Visual Builder Component for Oracle Analytics — Part 6 — Token Auth
Using OAuth Tokens to authenticate embedded analytics content can provide flexibility to your application architecture. I have written blogs on this topic, with part 1 describing how to obtain the token and part 2 describing how to use this mechanism programmatically using the Oracle OCI Functions and API Gateway services.
Those blogs provide an approach for making analytics content available in a public manner, by using the token API you create in part 2 to automatically authenticate the embedded analytics canvas but this method could also be used to configure specific security / logon for your own custom application.
If you’ve found this blog via an internet search and wondering about parts 1–5, then please refer to this blog for an introduction to building custom analytics applications using Oracle Analytics and Visual Builder.
Using a Token API in Visual Builder
This blog assumes that you’ve already followed part 1 and part 2 of the token API blogs referenced above and you have an API endpoint that will return a token that can be used to authenticate embedded analytics content. It also assumes that you’ve followed the previous blogs in this series and understand the basics of embedding Oracle Analytics canvases into a Visual Builder application.
Creating a Service in Visual Builder
The first step in using tokens with embedded analytics content is to create a mechanism in VB to obtain the token. This can be achieved by defining a service connection based on an endpoint.
On selecting ‘Define by Endpoint’ you can enter the URL for your API that returns a token as seen below (blurred for publication):
As you navigate through the create service UI, you get to an option to test the API endpoint:
On selecting ‘Send Request’ you’ll see the response from the API endpoint (i.e. the JSON for the OAuth Token) appear. This can then be saved as an example response.
On selecting ‘Create’, the result will be a Service Connection that will allow you to obtain a token and pass it to a variable for use in the Oracle Analytics embedding component.
Creating a Type
The next step is to create a Type from the token service endpoint created in the previous step.
Select all the fields and then ‘Finish’ to define the endpoint type:
Create a Variable Based on the Type
Create a variable based on a Service Data Provider Type:
Populating the Variable
Ideally, we need to populate the variable that will pass the token to the embedded analytics content as soon as the page loads. We can do that by creating an action chain.
Here is the mapping between the result of calling the REST endpoint and the variable to hold the token:
Create Event Listener
Create an Event Listener, of type ‘Lifecycle Events’, specifically ‘vbEnter’.
The Event Listener needs to call the Action Chain created earlier, ‘getTokenOnPageLoad’:
A way to test that the API call action chain and variable population is working is to add a text area to your app page with source data of the token variable. If it’s working then you’ll see the OAuth token appear as in the example below:
Don’t forget to remove this text box when you make your application available.
You add your analytics canvas to the application page in the same way as described in the earlier blogs in this series but in order to use token authentication, you check the box ‘Use token auth’ and pass the reference to the variable that holds the token in the configuration field ‘OAC token reference’.
Using Visual Builder Anonymous Access
As I mentioned at the start of this blog, one of the use cases for token authentication of embedded analytics is to make content available publicly, without any users needing to specifically authenticate themselves since this happens automatically by obtaining a token and passing it to the embedded analytics.

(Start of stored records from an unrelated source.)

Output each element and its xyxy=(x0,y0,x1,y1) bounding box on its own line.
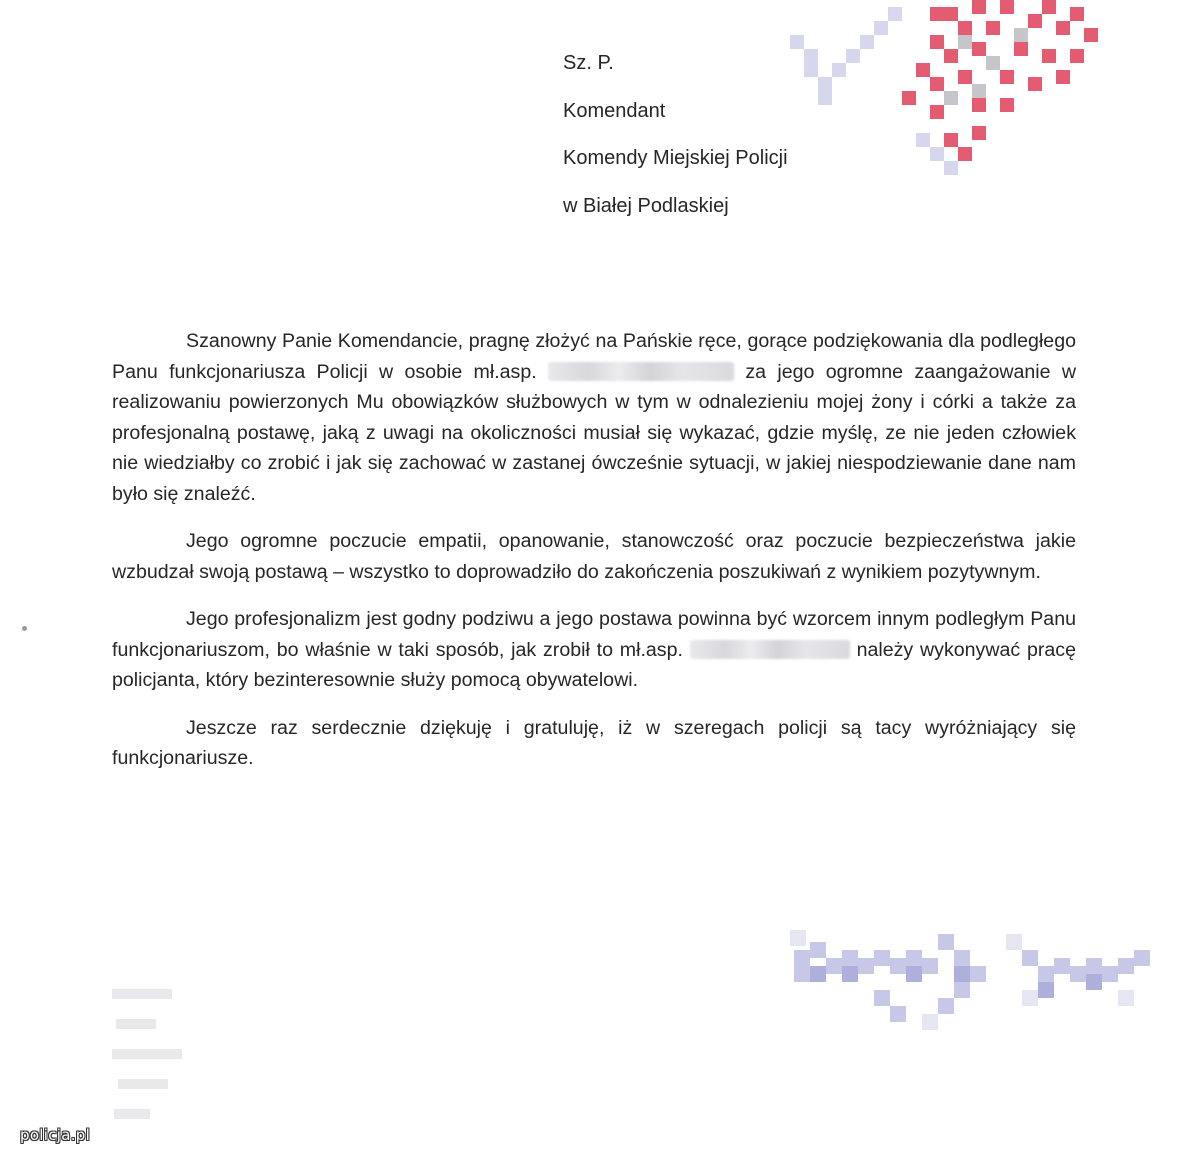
paragraph-2: Jego ogromne poczucie empatii, opanowanie, stanowczość oraz poczucie bezpieczeństwa jakie wzbudzał swoją postawą – wszystko to doprowadziło do zakończenia poszukiwań z wynikiem pozytywnym. xyxy=(112,530,1076,583)
paragraph-1 xyxy=(112,326,1076,509)
addressee-office: Komendy Miejskiej Policji xyxy=(563,147,788,169)
paragraph-3-part-b: należy wykonywać pracę policjanta, który bezinteresownie służy pomocą obywatelowi. xyxy=(112,638,1077,691)
addressee-title: Komendant xyxy=(563,99,666,122)
redacted-name xyxy=(690,640,850,659)
paragraph-3-part-a: Jego profesjonalizm jest godny podziwu a jego postawa powinna być wzorcem innym podległym Panu funkcjonariuszom, bo właśnie w taki sposób, jak zrobił to mł.asp. xyxy=(112,608,1076,661)
redacted-name xyxy=(548,362,734,381)
watermark-logo: policja.pl xyxy=(20,1126,91,1144)
addressee-salutation: Sz. P. xyxy=(563,52,614,74)
addressee-block xyxy=(563,40,788,230)
paragraph-1-part-b: za jego ogromne zaangażowanie w realizowaniu powierzonych Mu obowiązków służbowych w tym w odnalezieniu mojej żony i córki a także za profesjonalną postawę, jaką z uwagi na okoliczności musiał się wykazać, gdzie myślę, ze nie jeden człowiek nie wiedziałby co zrobić i jak się zachować w zastanej ówcześnie sytuacji, w jakiej niespodziewanie dane nam było się znaleźć. xyxy=(112,360,1077,505)
signature-pixelated xyxy=(790,920,1160,1040)
addressee-city: w Białej Podlaskiej xyxy=(563,194,729,217)
paragraph-1-part-a: Szanowny Panie Komendancie, pragnę złożyć na Pańskie ręce, gorące podziękowania dla podległego Panu funkcjonariusza Policji w osobie mł.asp. xyxy=(112,330,1076,383)
stamp-pixelated xyxy=(780,0,1120,190)
paragraph-3 xyxy=(112,604,1076,696)
paragraph-4: Jeszcze raz serdecznie dziękuję i gratuluję, iż w szeregach policji są tacy wyróżniający się funkcjonariusze. xyxy=(112,716,1076,769)
letter-body xyxy=(112,326,1076,791)
scan-speck xyxy=(22,626,27,631)
faint-scan-marks xyxy=(108,985,228,1135)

Visual Builder provides an option to ‘Allow Anonymous Access’ to an application and this can offer the same type of public access to an analytic application that also uses tokens for authentication.
There is one other setting that is required if you don’t want users of your application to login to either VB or Oracle Analytics Cloud that is using tokens to authenticate embedded content. In the screenshot below, you’ll see that the option ‘Allow only secure applications to be created’ is off. The VB product doc on this setting is here.
In summary, the product doc states “When an administrator enables the Allow only secure applications to be created option, all published and staged applications in the instance will require user authentication. When the option is enabled, users must be assigned a role by the identity domain administrator and log in to access an application. When the option is not enabled, applications can be created that allow access to anonymous users.”
This blog has described how to enable token based authentication for embedded analytics content within a Visual Builder application. It’s mostly a case of setting up the mechanism to obtain the token by calling an API. Luckily VB provides a straightforward, low code way to do this. Once you have that mechanism created, then you check the token option in the analytics component and reference that token variable.